Este epílogo actúa de alguna manera como el contraplano de Nuestro pan de cada día, un libro conciso y de rara erudición, macizo sin dejar de ser híbrido, a medio camino de todo, del estudio mitológico, la historia comparada de las religiones monoteístas, la reflexión antropológica e histórica, la penetración filosófica y filológica, el dietario guadianesco o el himno que hiende la memoria. Y podría resumirse así: una historia del pan a través de los tiempos, con profundas catas al Antiguo Testamento, Egipto o la Europa medieval, que enmascara una invocación del primigenio alimento como eso que cayó en el Tiempo -pues el pan, recuerda Matvejevic, antecede a la Historia y a la escritura- y que es preciso revitalizar simbólicamente para asegurarle (asegurarnos) una supervivencia futura. Ensayo humanista y poliédrico, Nuestro pan de cada día no es otra cosa que arqueología apasionada, tanteo de ruinas próximas y lejanas, las de Occidente en definitiva, que responde a una sabiduría comprometida que muchos han entendido concomitante con la de otro gran escritor de la sutura, el triestino Claudio Magris. Además de con el autor de El Danubio, quizás también sería provechoso aproximar a Matvejevic a los esfuerzos antropológicos de un Gaston Bachelard en su vertiente de fenomenólogo lírico, de rastreador de constelaciones elementales y, especialmente, de pensador, digamos, acronológico. Ya que es la condición intersticial -y no lógica- entre pasado, presente y futuro lo que caracteriza la escritura del de Mostar, un saltar entre-tiempos que trasciende las limitaciones racionales y convierte al presente en fuente de luz para el pasado y a éste en un compañero silencioso que nos susurra desde la linde del camino cómo se van a desarrollar esos días que creemos estar estrenando.
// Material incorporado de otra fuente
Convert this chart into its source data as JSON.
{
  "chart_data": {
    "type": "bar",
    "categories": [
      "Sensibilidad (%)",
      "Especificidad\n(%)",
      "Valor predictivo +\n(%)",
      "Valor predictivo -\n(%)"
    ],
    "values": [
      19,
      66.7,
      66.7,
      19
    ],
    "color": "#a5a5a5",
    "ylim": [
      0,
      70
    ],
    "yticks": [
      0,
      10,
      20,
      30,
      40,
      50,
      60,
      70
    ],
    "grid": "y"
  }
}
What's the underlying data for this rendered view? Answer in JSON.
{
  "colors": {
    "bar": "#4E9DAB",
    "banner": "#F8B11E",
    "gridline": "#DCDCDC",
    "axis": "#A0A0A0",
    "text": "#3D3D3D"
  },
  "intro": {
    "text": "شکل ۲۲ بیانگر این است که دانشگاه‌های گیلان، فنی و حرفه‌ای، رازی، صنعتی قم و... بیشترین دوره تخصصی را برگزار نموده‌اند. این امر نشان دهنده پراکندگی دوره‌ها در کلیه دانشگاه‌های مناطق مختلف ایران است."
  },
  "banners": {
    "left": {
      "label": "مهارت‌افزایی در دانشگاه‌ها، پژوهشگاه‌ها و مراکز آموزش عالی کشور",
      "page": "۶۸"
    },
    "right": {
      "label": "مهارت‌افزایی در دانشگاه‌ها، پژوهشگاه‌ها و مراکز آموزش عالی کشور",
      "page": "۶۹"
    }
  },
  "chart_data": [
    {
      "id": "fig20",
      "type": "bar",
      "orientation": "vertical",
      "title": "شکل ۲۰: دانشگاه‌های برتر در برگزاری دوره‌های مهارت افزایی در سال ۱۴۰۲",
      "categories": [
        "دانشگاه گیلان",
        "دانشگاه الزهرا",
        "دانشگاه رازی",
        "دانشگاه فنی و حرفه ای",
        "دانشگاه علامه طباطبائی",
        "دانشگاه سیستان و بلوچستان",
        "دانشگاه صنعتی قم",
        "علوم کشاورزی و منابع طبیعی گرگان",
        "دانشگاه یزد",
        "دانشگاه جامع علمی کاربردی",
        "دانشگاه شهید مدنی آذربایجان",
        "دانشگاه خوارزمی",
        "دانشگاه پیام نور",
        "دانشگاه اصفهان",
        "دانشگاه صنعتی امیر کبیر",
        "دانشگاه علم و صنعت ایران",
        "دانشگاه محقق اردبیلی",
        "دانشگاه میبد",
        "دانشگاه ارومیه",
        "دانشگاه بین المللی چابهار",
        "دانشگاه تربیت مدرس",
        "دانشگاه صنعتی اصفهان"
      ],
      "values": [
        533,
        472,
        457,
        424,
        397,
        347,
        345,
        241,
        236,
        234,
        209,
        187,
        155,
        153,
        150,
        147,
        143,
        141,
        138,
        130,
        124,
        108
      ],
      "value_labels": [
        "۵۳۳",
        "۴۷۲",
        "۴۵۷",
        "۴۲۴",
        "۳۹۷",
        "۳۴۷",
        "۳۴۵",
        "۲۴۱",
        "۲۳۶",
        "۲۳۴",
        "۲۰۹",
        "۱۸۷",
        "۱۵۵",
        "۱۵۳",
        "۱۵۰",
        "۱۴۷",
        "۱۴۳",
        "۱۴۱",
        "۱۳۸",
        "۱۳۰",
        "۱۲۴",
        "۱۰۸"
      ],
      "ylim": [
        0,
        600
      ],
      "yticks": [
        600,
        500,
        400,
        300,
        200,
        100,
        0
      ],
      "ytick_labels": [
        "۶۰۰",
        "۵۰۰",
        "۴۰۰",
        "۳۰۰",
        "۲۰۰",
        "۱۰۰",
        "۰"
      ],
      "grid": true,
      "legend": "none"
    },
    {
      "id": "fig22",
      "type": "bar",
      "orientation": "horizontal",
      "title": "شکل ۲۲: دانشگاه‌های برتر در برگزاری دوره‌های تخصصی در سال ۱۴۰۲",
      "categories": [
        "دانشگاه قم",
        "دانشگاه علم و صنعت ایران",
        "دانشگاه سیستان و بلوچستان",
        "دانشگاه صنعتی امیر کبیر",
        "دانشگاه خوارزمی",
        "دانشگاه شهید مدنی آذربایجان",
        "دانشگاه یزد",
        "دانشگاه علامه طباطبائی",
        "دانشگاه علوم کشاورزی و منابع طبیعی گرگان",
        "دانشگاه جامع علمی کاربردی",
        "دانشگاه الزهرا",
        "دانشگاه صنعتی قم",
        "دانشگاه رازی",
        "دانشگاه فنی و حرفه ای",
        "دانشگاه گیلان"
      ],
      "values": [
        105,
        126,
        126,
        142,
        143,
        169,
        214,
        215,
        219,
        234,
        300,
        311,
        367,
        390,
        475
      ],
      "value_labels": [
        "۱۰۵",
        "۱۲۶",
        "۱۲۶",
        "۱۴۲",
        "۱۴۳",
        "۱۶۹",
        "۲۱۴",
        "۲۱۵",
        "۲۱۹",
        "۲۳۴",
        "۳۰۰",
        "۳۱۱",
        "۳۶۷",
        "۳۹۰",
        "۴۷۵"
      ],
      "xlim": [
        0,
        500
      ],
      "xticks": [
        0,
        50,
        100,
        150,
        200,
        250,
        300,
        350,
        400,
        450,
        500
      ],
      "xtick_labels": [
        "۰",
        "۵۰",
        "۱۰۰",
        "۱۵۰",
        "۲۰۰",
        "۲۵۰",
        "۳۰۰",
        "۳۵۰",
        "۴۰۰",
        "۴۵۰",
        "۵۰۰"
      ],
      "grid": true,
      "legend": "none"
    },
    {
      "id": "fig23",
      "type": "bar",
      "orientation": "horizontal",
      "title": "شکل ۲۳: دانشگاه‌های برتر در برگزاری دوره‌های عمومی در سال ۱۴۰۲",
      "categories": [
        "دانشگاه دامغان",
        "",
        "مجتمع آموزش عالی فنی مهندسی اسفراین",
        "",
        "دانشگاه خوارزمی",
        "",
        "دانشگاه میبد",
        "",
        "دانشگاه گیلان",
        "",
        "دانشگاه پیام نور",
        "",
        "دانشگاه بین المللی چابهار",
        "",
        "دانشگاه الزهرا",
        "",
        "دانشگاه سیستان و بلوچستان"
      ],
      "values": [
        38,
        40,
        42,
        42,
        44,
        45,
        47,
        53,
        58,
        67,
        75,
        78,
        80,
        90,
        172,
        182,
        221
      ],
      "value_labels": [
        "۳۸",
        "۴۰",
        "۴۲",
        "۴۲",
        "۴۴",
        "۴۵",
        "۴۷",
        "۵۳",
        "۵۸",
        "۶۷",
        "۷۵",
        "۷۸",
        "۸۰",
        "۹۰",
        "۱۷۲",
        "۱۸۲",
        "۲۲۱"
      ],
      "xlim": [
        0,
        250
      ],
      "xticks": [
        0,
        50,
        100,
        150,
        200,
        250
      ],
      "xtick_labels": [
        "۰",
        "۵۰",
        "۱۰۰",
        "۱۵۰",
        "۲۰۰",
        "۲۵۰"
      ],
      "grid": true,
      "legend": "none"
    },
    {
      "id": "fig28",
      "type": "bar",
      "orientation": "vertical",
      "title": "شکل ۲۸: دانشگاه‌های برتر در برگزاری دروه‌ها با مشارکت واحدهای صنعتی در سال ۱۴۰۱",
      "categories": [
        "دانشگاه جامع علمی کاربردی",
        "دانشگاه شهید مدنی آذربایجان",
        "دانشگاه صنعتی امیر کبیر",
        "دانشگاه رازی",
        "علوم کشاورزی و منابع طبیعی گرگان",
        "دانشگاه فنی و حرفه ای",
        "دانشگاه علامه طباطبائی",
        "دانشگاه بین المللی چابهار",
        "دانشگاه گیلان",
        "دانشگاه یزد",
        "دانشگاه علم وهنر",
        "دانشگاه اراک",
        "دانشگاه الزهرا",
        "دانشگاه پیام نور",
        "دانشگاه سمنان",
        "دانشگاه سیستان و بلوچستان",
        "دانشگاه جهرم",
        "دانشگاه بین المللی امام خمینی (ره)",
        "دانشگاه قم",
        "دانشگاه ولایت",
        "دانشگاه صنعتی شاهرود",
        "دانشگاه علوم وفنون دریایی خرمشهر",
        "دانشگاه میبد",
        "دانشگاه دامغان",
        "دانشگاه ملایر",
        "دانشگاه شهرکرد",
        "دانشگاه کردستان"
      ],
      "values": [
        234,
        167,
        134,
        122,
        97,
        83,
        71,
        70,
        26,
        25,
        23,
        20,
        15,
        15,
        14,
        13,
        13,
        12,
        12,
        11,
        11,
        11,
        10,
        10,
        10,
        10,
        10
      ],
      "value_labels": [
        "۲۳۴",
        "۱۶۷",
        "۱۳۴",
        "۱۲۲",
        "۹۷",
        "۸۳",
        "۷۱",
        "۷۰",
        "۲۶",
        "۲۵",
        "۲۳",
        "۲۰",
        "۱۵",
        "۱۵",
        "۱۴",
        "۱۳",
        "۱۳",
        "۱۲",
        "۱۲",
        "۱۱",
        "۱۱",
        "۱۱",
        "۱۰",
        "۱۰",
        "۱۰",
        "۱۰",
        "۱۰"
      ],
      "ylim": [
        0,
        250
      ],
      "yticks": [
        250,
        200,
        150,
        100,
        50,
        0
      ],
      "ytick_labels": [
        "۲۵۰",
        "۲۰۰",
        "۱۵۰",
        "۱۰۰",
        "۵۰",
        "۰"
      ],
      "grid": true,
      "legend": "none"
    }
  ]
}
Hablamos, entonces y en el fondo, de poesía, que es como mejor se podría resumir el esfuerzo de Matvejevic por aunarlo todo, la genealogía de los tipos de pan y de los usos y costumbres a ellos asociados, las querellas eucarísticas entre el ácimo y el leudado, su potente y caudalosa metafórica: vínculo entre Dios y sus fieles, símbolo de justicia, concreción de virtudes como la hospitalidad o la solidaridad. Es, como decíamos, en el reverso sombrío de todo esto, en el hambre o más bien en el miedo al hambre, cuya reaparición en nuestro mundo en crisis y huida tecnológica constata preocupado, donde el escritor encuentra la razón para perseverar en la escritura como acto de resistencia contra la barbarie y fuente de nutrición al menos para el alma.